This post originated from an RSS feed registered with Agile Buzz
by James Robertson.
Original Post: Smalltalk code completion
Feed Title: Travis Griggs - Blog
Feed URL: http://www.cincomsmalltalk.com/rssBlog/travis-rss.xml
Feed Description: This TAG Line is Extra
People like bugging me about this. I wrote AutoComplete once upon a time, and I guess they hope I'd be interested in doing something more powerful. AutoComplete was inspired by Linux shell tab completion. It was never really meant to be anything more. I wanted it to work through all text editors in the system, because at the time, we still used simple text dialogs for browsing senders of selectors and classes, etc.
I am not immune to wondering how some sort of IntelliSense like thing for Smalltalk might work though. First and foremost, you have to specialize off of the editor, rather than a general approach. After that, it seems like there are four general styles of completion:
Variables. This is pretty straightforward. If you know the compilation environment of the method target, then it's just a hierarchical search upwards.
Messages that directly follow variables. If you know the type of the variable, then you can confine the search to just the messages the receiver would respond to.
Messages that have as their receiver the result of another message send (e.g. Object new yourself). Those so called "Law of Demeter violations."
Literals and other miscellany.

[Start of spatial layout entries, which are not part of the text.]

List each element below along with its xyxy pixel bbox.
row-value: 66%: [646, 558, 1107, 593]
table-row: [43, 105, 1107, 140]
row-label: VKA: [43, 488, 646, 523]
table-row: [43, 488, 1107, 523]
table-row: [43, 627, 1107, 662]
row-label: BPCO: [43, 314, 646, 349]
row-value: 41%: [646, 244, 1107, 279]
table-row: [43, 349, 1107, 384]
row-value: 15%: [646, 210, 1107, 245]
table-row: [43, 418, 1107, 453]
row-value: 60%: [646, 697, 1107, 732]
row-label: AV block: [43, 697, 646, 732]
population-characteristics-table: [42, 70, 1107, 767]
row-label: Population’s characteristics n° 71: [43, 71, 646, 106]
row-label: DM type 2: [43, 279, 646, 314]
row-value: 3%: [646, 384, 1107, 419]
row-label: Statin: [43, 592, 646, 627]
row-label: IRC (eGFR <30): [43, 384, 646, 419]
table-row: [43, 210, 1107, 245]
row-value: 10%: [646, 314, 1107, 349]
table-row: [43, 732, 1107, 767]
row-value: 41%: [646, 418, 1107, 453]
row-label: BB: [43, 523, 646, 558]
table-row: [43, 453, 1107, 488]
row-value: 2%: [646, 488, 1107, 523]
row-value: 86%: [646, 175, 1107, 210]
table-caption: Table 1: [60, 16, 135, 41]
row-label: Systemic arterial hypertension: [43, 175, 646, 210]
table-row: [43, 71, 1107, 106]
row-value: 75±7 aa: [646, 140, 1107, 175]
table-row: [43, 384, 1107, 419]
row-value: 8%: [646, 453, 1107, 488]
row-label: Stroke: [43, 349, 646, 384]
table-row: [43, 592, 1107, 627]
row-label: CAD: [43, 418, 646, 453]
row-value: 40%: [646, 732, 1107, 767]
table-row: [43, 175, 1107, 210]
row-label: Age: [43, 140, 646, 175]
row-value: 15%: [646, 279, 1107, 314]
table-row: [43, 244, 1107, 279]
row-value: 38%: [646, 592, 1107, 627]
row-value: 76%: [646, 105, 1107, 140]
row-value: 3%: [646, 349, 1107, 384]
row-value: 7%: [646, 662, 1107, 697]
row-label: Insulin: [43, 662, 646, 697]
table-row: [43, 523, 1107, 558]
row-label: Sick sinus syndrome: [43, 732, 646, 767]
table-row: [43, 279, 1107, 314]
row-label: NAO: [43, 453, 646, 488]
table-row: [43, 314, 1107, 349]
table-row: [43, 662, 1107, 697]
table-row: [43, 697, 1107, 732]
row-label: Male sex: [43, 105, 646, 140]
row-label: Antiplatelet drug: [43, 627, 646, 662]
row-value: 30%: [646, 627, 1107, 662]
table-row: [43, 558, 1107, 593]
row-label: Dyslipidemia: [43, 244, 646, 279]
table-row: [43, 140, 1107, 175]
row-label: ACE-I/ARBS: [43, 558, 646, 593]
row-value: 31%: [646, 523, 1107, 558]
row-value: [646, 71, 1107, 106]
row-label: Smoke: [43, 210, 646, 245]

There's nothing to really complete here, so we'll leave this out of consideration.
Roel wanted me to look at using his type inferencer at OOPSLA. I think the idea was that it could be used for #2. I've been noodling about this for a while now (way back burner). Indeed something would be better than nothing. But how much would that get us? I've been curious. What is the split between #'s 2 and 3?
So I slapped together a little RBProgramNodeVisitor subclass: ReceiverClassifier (two 'er' endings in one class name. shudder). I threw it in the Open Repository even, I'm kind of curious what others might find (inspect ReceiverClassifier parseSystem, take a break while it runs). Basically, it parses messages and looks at the receiver type for each message send and classifies it. Here's what I got for my normal development image (sorted highest to lowest).
message
145977
local
143469
self
84724
outer
47215
literal
17382
instance
17209
super
4031
block
3088
Another interesting statistic I tracked, is how often there was a side affect store to a variable (e.g. self foo: (bar := self compute)). I had 2789 of those.
Some observations I made while putting this together. There is some pure dagnasty code in the base image. Inlined uses of the results of a cascade for a test that moves a stream in the optional part of an and: expression are cool.
Messages to messages are the highest count when presented as above. Some of them are 'control' messages (e.g. ifTrue:, and:, etc). Or equality testers. I did not tabulate them, since I couldn't decide how to draw a line in the sand for messages that produce known results.
A number of the messages could be scoped without any sort of inferencing. Outers, blocks, selfs, supers, and literals. These have a total count of 156440. If one used a type inferencer for local and instance variables, one could scope the search for 160678 of the sends. And the remaining 145977 would require something more involved. Comes down to about a 1/3 for each kind.